Nathan fit quelques pas dans une appréhension qui lui serrait le cœur et l’attristait.

– Ce sera, dit-il après un moment de silence, quelques-unes de ces craintes frivoles, de ces soupçons nuageux que vous mettez au-dessus des plus grandes choses de la vie; vous avez l’art de faire pencher le monde en y jetant un brin de paille, un fétu!

– De l’ironie?… Je m’y attendais, dit-elle en baissant la tête.

– Marie, ne vois-tu pas, mon ange, que j’ai dit ces paroles pour t’arracher ton secret?

– Mon secret sera toujours un secret, même après vous avoir été confié.

– Eh, bien, dis…

– Je ne suis pas aimée, reprit-elle en lui lançant ce regard oblique et fin par lequel les femmes interrogent si malicieusement l’homme qu’elles veulent tourmenter.

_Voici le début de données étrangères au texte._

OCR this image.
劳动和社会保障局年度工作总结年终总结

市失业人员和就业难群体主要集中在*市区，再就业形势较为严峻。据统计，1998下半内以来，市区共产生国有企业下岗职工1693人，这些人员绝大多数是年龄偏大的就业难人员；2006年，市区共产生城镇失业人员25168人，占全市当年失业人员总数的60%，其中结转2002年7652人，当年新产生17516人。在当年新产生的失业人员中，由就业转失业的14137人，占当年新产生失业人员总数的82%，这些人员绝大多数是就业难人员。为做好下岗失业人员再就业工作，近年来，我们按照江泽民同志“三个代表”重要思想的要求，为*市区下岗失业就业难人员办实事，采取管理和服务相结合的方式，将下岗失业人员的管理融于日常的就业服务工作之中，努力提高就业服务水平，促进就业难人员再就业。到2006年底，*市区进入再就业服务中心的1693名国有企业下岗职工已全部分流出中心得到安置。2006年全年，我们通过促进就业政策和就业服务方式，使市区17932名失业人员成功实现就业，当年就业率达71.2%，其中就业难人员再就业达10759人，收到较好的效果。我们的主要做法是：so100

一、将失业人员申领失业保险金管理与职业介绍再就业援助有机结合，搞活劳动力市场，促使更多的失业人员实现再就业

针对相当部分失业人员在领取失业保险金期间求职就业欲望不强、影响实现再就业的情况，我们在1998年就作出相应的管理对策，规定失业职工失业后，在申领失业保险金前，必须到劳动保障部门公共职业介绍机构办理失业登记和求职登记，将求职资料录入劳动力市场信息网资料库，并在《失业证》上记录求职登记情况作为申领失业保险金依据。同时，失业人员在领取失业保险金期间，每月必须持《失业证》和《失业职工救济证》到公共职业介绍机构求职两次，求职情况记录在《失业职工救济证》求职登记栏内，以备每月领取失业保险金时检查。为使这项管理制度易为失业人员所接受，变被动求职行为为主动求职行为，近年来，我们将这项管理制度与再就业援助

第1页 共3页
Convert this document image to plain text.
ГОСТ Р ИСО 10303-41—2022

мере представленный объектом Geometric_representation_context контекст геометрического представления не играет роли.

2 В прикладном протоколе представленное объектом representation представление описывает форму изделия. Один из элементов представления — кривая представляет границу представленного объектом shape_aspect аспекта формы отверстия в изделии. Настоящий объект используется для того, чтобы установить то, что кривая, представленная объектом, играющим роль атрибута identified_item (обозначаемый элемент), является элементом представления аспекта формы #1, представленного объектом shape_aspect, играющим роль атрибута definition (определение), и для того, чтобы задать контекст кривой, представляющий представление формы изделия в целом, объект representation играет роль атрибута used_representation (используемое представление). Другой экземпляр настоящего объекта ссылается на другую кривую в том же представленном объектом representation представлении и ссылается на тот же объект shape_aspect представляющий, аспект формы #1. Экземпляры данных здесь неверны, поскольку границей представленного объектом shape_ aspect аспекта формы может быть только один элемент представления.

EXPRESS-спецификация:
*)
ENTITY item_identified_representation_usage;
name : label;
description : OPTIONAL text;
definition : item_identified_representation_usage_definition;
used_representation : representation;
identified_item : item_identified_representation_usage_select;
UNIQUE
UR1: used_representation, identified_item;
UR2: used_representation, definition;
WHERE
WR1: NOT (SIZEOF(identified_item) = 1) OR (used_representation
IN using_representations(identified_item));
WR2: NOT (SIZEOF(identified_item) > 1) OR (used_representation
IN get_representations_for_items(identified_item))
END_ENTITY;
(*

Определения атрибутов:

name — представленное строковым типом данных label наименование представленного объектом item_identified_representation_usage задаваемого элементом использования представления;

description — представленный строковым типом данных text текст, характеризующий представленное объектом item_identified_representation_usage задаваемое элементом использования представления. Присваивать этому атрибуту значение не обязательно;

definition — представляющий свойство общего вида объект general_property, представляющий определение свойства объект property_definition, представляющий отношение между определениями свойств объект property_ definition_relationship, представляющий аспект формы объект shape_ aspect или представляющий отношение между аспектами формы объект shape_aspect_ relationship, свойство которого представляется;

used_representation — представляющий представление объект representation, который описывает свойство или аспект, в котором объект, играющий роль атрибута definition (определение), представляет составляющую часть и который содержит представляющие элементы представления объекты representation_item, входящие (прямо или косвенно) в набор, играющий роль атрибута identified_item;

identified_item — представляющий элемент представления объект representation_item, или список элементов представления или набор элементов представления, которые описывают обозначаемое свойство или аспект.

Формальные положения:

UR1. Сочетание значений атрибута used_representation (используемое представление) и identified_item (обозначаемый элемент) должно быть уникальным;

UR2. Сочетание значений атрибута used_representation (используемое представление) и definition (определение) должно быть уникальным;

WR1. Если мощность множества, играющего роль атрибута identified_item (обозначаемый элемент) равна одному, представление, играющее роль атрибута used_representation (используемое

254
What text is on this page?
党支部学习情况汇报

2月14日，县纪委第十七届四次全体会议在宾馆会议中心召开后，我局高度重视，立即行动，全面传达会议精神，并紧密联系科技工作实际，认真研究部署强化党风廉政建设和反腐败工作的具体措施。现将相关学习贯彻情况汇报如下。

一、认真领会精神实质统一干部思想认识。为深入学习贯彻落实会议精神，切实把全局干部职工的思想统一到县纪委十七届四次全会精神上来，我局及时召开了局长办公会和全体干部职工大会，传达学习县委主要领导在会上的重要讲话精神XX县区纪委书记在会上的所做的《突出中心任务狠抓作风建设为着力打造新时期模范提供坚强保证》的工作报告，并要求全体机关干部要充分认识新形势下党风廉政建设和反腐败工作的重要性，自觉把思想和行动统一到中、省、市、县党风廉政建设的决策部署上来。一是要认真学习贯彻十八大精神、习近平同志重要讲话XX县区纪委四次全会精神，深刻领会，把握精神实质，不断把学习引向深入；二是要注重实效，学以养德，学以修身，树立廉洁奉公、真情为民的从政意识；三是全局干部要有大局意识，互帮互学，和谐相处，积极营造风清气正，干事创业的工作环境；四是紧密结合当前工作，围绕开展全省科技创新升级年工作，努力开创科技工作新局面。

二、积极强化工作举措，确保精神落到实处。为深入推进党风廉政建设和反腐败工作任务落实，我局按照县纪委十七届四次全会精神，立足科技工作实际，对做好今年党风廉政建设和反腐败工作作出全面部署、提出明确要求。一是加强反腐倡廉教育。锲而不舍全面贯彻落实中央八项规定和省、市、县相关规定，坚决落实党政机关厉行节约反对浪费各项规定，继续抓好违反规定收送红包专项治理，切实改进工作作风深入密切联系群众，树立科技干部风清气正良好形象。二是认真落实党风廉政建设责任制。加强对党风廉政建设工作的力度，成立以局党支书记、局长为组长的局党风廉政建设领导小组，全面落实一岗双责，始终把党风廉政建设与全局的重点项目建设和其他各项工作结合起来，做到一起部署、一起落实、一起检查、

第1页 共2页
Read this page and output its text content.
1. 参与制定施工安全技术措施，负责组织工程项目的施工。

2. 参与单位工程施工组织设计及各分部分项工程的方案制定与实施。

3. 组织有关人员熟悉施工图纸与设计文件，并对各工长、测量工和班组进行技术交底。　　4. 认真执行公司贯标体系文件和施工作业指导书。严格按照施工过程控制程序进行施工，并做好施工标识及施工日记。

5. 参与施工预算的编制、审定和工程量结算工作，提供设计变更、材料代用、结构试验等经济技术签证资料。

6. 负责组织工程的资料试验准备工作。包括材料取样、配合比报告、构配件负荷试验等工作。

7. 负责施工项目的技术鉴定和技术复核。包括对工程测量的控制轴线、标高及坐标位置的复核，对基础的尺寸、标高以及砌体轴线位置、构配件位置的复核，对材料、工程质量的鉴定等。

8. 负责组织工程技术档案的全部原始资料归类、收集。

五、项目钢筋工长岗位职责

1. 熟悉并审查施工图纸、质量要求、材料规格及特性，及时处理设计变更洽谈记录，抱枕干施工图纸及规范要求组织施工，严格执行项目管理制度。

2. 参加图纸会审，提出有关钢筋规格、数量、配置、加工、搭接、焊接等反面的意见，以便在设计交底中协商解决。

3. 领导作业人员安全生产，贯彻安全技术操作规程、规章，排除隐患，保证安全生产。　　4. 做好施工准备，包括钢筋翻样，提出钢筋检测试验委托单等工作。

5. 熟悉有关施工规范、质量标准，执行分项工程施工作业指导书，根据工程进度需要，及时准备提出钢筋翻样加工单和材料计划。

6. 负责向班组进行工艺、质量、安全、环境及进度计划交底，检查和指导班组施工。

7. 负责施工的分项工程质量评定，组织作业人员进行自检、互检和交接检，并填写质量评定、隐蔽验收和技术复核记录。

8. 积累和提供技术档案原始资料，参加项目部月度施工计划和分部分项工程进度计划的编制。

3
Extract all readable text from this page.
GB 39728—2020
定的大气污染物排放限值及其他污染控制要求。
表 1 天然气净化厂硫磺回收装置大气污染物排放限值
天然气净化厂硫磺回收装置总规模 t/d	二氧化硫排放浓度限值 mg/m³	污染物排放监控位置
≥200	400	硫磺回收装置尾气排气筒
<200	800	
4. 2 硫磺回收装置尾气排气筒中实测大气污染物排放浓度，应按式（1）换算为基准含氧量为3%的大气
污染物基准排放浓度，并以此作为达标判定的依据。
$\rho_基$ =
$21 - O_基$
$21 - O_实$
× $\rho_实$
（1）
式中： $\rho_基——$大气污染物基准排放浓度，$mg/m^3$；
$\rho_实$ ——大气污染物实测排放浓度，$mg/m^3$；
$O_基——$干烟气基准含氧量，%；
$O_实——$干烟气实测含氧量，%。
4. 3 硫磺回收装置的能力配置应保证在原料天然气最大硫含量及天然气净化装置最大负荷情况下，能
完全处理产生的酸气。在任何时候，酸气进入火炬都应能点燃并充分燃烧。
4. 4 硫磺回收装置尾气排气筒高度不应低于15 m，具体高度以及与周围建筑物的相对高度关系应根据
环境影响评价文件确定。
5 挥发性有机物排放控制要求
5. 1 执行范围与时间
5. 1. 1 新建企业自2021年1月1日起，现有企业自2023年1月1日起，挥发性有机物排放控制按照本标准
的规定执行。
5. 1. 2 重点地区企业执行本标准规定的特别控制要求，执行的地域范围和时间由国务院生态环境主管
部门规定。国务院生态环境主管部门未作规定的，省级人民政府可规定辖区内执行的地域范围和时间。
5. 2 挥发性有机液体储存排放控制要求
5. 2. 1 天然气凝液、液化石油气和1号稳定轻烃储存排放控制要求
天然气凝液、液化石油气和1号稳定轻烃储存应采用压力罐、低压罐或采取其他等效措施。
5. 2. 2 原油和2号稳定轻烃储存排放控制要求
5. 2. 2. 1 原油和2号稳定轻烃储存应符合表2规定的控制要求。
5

– Pas aimée?… s’écria Nathan.

– Oui, vous vous occupez de trop de choses. Que suis-je au milieu de tout ce mouvement? oubliée à tout propos. Hier, je suis venue au Bois, je vous y ai attendu…

– Mais…

– J’avais mis une nouvelle robe pour vous, et vous n’êtes pas venu, où étiez-vous?

– Mais…

– Je ne le savais pas. Je vais chez madame d’Espard, je ne vous y trouve point.

– Mais…

– Le soir, à l’Opéra, mes yeux n’ont pas quitté le balcon. Chaque fois que la porte s’ouvrait, c’était des palpitations à me briser le cœur.

– Mais…

– Quelle soirée! Vous ne vous doutez pas de ces tempêtes du cœur.

– Mais…

– La vie s’use à ces émotions…

– Mais…

– Eh! bien, dit-elle.

– Oui, la vie s’use, dit Nathan, et vous aurez en quelques mois dévoré la mienne. Vos reproches insensés m’arrachent aussi mon secret, dit-il. Ah! vous n’êtes pas aimée?… vous l’êtes trop.

Il peignit vivement sa situation, raconta ses veilles, détailla ses obligations à heure fixe, la nécessité de réussir, les insatiables exigences d’un journal où l’on était tenu de juger, avant tout le monde, les événements sans se tromper, sous peine de perdre son pouvoir, enfin combien d’études rapides sur les questions qui passaient aussi rapidement que des nuages à cette époque dévorante.

Raoul eut tort en un moment. La marquise d’Espard le lui avait dit: rien de plus naïf qu’un premier amour. Il se trouva bientôt que la comtesse était coupable d’aimer trop. Une femme aimante répond à tout avec une jouissance, avec un aveu ou un plaisir. En voyant se dérouler cette vie immense, la comtesse fut saisie d’admiration. Elle avait fait Nathan très-grand, elle le trouva sublime. Elle s’accusa d’aimer trop, le pria de venir à ses heures; elle aplatit ces travaux d’ambitieux par un regard levé vers le ciel. Elle attendrait! Désormais elle sacrifierait ses jouissances. En voulant n’être qu’un marche-pied, elle était un obstacle!… elle pleura de désespoir.